CIO | Nadine Terman @SolsteinCapital details what she's seeing in global financial markets.

 

The Wire

The debt ceiling negotiations are the political version of David Simon’s classic tv show. Rational folks want to find a path before the estimated June time bomb explosion, when the US could default on payment obligations. Today we’re reaching the $31.4 trn debt ceiling, so the Treasury will deploy special accounting measures to avoid default until the summer deadline. The standoff between Dems and GOPs is trickier this time, because of concessions made for McCarthy’s Speakership just a few weeks ago. He promised expense cuts. Depending on your politics, you can decide who is playing Omar, Jimmy, Stringer Bell and Bunk as we come down to the wire, pun intended.

 

Yesterday's Action

At yesterday’s peak S&P levels, the market’s forward multiple hit 17.5x, which is around the upper bound of the fair value band since last spring. Seems like folks who bought into the early 2023 rally are ok trading their positions, versus buying and holding them.
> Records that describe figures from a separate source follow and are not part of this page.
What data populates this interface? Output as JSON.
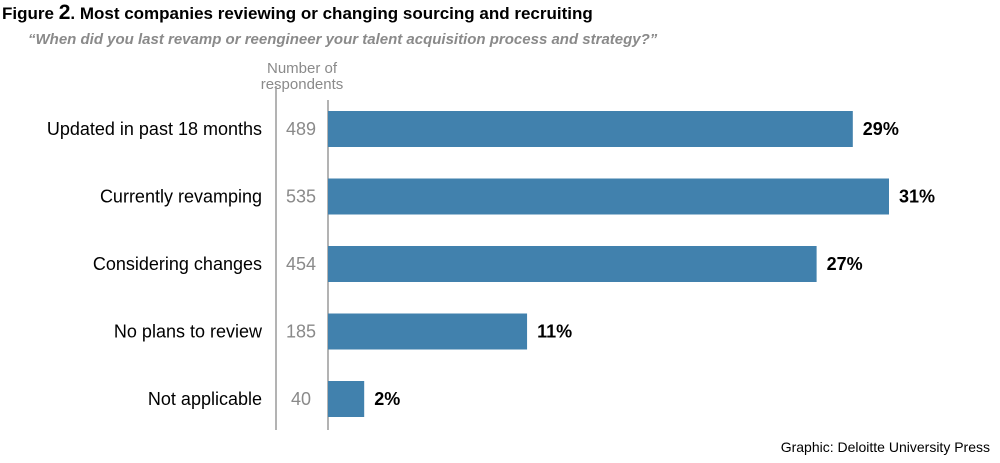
{
  "figure": {
    "label": "Figure",
    "number": "2",
    "title": ". Most companies reviewing or changing sourcing and recruiting",
    "subtitle": "“When did you last revamp or reengineer your talent acquisition process and strategy?”"
  },
  "respondents_header": "Number of respondents",
  "credit": "Graphic: Deloitte University Press",
  "colors": {
    "bar": "#4181ad",
    "respondents_text": "#8a8a8a",
    "axis": "#9a9a9a"
  },
  "chart_data": {
    "type": "bar",
    "orientation": "horizontal",
    "categories": [
      "Updated in past 18 months",
      "Currently revamping",
      "Considering changes",
      "No plans to review",
      "Not applicable"
    ],
    "values": [
      29,
      31,
      27,
      11,
      2
    ],
    "value_labels": [
      "29%",
      "31%",
      "27%",
      "11%",
      "2%"
    ],
    "respondents": [
      "489",
      "535",
      "454",
      "185",
      "40"
    ],
    "unit": "%",
    "xlim": [
      0,
      31
    ],
    "grid": false,
    "legend": "none"
  }
}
With the soft retail sales and industrial production data yesterday (below), investors heard from P&G (shrinking sales volumes) and Alcoa (weaker aluminum shipments), among others.

 

Today's Data

Mixed messages out, with new US home construction declining for a 4th month in a row, yet applications for US unemployment benefits fell last week. So, the economy is softening, but labor is tight. Exactly the recipe the Fed is watching to justify continued rate hikes.

 

Breaking the Macro Down

What’s going on? Fed speak has been hawkish. Markets decline on the combo of higher rates and slower growth. The ECB echoed the US, and China’s strength means higher inflation for them, which means rates go higher…plus the recent data points show slowing (see Yesterday’s Action note) while labor is hot, and we have heard repeatedly that the Fed cares about labor trends, so the possibility of tightening into a recession scares folks. Thus, investors sell.

 

International Strength

Per our prior Longbow Arrows and BBG’s piece this morning, international equity markets are taking the lead over US markets.

 

Dippin' Dots

OK, I learned something today in BBG’s lengthy piece about Fake Meat’s downtrend. A key ingredient in Beyond Meat has its origins in those scary beads of ice cream frozen with liquid nitrogen that, if you have kids or have ever seen kids in the summertime, you know what I’m talking about. Also, it probably didn’t help the company when its COO bit someone’s nose and got arrested last fall. Impossible has done a lot better than its peers, but it’s been hard to take share from meat. While I quite like the taste of an Impossible Burger every once in a while, I am not fooled into thinking its healthy….and it sounds like others aren’t either.

 

Linked In

China is starting a new trading link with Hong Kong, enabling global investors access to onshore interest rate derivatives. Last moth, the PBOC shared draft rules for Swap Connect with some Chinese firms, according to NoSo.

 

Crude Awakening

US crude stockpiles continued to rise, up 7.6mm barrels last week per the API. That’s the 4th weekly gain, hitting the highest since June 2021 per the EIA. Inventories at Cushing were up, and gas stocks also rose, while distillate inventories dropped. Oil fell after the report.